The Arab Struggle Movement for the Liberation of Ahwaz Held a mass demonstration in Berlin
Ahwazna
Ahwazi freedom activists and supporters held a mass demonstration against Iranian regime executions outside the German Parliament in Berlin on Friday, with many members of the country’s Arab communities joining their call for freedom and human rights.
Protesters at the demonstration, entitled ‘No to Executions in Ahwaz’, organized by the Arab Struggle Movement for the Liberation of Ahwaz (ASMLA), carried pictures of a few of the Ahwazi activists executed by the regime in recent years, including three resistance fighters from the city of Ahwaz in Hamidiya in the west of the Ahwaz region who were recently killed by the regime.
The demonstrators, including a number of prominent German figures who attended the event to show their solidarity with the Ahwazi people’s long struggle for freedom and dignity, chanted slogans against the Iranian regime and its crimes against the Ahwazi people.
Protesters strongly condemned the Iranian regime’s crimes against the Ahwazi people, saying that these have reached the stage where they should be rightfully classified as crimes against humanity. As at previous demonstrations for Ahwaz, there was great support for the Syrian revolution among the protesters, with dozens of Syrians attending the event and declaring their support and solidarity with the struggle of the Ahwazi people in confronting Iranian occupation and fighting for freedom, dignity and human rights.

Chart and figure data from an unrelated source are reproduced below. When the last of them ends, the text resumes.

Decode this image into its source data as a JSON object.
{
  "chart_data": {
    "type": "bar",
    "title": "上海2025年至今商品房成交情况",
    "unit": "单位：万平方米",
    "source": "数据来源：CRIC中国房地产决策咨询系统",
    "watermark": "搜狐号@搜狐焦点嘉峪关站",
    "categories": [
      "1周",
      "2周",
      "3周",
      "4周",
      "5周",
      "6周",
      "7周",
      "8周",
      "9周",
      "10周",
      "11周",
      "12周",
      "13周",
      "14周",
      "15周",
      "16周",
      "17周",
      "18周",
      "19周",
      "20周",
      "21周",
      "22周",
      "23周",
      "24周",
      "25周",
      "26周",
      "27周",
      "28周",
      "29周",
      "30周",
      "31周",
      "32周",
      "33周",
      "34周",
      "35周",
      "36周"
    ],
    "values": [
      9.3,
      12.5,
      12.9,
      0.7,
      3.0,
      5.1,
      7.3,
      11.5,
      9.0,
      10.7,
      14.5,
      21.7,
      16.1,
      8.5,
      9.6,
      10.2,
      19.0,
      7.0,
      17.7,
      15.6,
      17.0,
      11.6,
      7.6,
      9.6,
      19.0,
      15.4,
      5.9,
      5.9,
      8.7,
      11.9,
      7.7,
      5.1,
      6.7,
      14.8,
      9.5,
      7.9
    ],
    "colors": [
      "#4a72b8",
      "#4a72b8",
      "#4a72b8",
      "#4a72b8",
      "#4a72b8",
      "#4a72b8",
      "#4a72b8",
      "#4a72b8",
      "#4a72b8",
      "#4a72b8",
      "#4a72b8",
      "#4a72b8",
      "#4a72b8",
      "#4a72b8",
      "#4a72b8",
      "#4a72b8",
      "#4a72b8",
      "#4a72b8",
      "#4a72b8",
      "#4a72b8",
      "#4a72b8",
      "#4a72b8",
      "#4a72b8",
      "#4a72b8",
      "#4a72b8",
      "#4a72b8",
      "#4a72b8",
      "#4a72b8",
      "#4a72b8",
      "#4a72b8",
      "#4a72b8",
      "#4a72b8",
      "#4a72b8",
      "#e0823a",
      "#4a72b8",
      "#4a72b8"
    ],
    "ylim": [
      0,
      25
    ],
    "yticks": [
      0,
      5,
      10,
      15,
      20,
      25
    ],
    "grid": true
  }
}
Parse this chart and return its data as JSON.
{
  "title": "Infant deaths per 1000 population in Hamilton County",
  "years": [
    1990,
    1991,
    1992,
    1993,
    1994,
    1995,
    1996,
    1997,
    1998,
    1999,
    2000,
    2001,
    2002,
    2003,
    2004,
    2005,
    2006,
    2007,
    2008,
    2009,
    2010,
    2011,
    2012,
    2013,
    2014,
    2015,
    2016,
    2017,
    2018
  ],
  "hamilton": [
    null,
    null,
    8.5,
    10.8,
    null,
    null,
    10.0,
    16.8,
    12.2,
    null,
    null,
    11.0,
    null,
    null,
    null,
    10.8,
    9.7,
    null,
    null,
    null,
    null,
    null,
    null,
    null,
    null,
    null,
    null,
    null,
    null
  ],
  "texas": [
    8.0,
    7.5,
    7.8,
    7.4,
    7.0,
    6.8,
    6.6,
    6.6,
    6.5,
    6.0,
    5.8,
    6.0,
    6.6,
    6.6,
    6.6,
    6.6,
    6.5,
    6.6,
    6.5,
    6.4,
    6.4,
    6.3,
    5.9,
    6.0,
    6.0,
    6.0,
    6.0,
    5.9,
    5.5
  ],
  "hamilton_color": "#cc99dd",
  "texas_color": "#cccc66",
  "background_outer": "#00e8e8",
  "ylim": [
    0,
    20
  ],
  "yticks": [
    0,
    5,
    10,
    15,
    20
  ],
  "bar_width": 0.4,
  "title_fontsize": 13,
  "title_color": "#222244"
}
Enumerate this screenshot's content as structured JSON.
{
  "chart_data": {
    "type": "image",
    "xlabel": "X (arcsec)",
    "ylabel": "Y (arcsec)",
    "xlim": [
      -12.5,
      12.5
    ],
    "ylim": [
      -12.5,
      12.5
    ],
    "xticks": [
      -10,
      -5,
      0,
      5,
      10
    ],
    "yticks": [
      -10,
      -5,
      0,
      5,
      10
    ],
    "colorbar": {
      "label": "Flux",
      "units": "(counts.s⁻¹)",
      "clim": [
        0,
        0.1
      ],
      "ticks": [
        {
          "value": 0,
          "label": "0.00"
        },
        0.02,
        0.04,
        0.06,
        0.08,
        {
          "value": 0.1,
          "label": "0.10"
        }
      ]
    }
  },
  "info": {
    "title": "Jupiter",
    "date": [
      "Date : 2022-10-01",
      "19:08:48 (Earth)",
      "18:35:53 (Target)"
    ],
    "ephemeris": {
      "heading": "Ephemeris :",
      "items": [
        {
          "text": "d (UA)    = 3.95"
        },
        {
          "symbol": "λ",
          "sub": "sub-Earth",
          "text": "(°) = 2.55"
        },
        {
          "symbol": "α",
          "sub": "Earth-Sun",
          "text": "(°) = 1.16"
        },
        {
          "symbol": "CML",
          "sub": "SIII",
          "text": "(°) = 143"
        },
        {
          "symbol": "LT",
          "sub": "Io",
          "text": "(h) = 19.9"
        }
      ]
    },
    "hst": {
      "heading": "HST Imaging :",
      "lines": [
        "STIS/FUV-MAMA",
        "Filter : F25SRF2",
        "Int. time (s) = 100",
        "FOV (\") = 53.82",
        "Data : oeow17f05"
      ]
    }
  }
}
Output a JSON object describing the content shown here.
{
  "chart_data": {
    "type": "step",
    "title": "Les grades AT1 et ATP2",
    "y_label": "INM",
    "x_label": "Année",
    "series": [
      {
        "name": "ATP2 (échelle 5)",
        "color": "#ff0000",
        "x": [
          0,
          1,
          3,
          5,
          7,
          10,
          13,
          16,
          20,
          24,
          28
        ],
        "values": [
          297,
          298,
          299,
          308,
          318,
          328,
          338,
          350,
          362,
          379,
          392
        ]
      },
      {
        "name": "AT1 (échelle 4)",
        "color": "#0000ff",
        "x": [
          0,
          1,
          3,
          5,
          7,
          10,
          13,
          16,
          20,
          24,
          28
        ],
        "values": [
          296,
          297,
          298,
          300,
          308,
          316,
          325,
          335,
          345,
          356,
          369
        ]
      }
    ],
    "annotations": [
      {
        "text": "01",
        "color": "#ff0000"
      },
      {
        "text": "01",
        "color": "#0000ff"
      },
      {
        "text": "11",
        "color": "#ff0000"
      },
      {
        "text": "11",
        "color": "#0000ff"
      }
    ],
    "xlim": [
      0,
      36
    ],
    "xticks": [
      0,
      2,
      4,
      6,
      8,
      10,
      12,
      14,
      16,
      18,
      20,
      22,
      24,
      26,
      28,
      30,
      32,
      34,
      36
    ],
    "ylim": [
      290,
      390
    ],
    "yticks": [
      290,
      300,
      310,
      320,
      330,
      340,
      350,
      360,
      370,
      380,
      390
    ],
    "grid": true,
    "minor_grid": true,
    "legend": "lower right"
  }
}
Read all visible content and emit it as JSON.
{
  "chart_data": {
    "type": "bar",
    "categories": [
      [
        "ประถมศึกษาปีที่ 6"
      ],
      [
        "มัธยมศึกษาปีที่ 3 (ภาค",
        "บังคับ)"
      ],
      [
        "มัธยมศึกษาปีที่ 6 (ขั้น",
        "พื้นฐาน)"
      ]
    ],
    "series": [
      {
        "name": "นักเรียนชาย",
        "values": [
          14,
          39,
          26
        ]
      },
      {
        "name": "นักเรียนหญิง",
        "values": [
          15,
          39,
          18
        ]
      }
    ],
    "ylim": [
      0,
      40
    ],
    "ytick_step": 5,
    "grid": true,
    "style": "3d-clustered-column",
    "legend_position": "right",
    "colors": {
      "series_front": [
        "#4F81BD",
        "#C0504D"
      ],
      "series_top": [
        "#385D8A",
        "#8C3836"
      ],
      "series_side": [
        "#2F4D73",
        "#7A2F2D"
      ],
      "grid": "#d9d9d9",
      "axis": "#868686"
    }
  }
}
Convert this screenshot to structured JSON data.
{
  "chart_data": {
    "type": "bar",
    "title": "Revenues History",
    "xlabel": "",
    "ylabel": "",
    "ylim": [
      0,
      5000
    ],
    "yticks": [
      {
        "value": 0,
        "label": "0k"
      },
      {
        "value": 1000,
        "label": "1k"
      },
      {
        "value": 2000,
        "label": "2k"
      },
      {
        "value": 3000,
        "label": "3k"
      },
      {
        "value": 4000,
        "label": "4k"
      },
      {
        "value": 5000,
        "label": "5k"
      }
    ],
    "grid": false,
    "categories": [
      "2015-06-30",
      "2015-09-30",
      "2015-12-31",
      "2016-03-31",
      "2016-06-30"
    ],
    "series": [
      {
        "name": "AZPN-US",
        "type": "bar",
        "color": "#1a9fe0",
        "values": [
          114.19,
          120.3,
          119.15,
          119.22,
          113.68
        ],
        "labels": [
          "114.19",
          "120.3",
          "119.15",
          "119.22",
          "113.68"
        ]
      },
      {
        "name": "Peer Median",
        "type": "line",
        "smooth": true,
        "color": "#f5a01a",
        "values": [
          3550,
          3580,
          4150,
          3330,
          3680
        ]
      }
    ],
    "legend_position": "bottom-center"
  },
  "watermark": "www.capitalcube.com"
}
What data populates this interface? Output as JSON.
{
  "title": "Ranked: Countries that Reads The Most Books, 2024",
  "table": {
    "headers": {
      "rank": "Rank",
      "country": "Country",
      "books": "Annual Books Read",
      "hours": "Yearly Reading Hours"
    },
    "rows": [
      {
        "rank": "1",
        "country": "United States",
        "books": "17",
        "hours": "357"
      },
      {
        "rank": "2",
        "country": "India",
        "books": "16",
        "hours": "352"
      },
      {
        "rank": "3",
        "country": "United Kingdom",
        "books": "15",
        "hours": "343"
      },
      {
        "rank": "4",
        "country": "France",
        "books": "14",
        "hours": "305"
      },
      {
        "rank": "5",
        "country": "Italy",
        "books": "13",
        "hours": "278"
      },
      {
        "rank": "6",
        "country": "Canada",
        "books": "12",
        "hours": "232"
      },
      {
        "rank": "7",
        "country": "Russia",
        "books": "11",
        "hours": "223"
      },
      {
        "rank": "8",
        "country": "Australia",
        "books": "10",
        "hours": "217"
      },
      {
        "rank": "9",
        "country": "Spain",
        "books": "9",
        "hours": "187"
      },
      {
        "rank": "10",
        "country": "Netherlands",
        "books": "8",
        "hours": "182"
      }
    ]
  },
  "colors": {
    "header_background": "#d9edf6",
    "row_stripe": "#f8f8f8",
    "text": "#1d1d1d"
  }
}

Ahwaz, the location of over 90 percent of the oil and gas resources claimed by Iran, was first occupied by the then-royalist Iranian regime in 1925, with Britain lending its support to the occupation in exchange for oil contracts. Despite the vast natural wealth in Ahwaz which stretches from the Iran-Iraq border to the south west of Iran, successive Iranian regimes have subjected the Arab people of Ahwaz to brutal apartheid-style racist discrimination and oppression, deliberately maintaining them in conditions of medieval poverty and denying them any share in the wealth from their own lands. Meanwhile, Iranians are offered generous incentives to encourage them to move to the region to work in the oil fields – jobs denied to the Ahwazi people – where they live in ethnically homogenous settlements provided with all modern amenities which, again, are off-limits to the Ahwazi people, who are also punished by the regime for publicly speaking their own Arabic mother tongue or dressing in their traditional Arab clothing.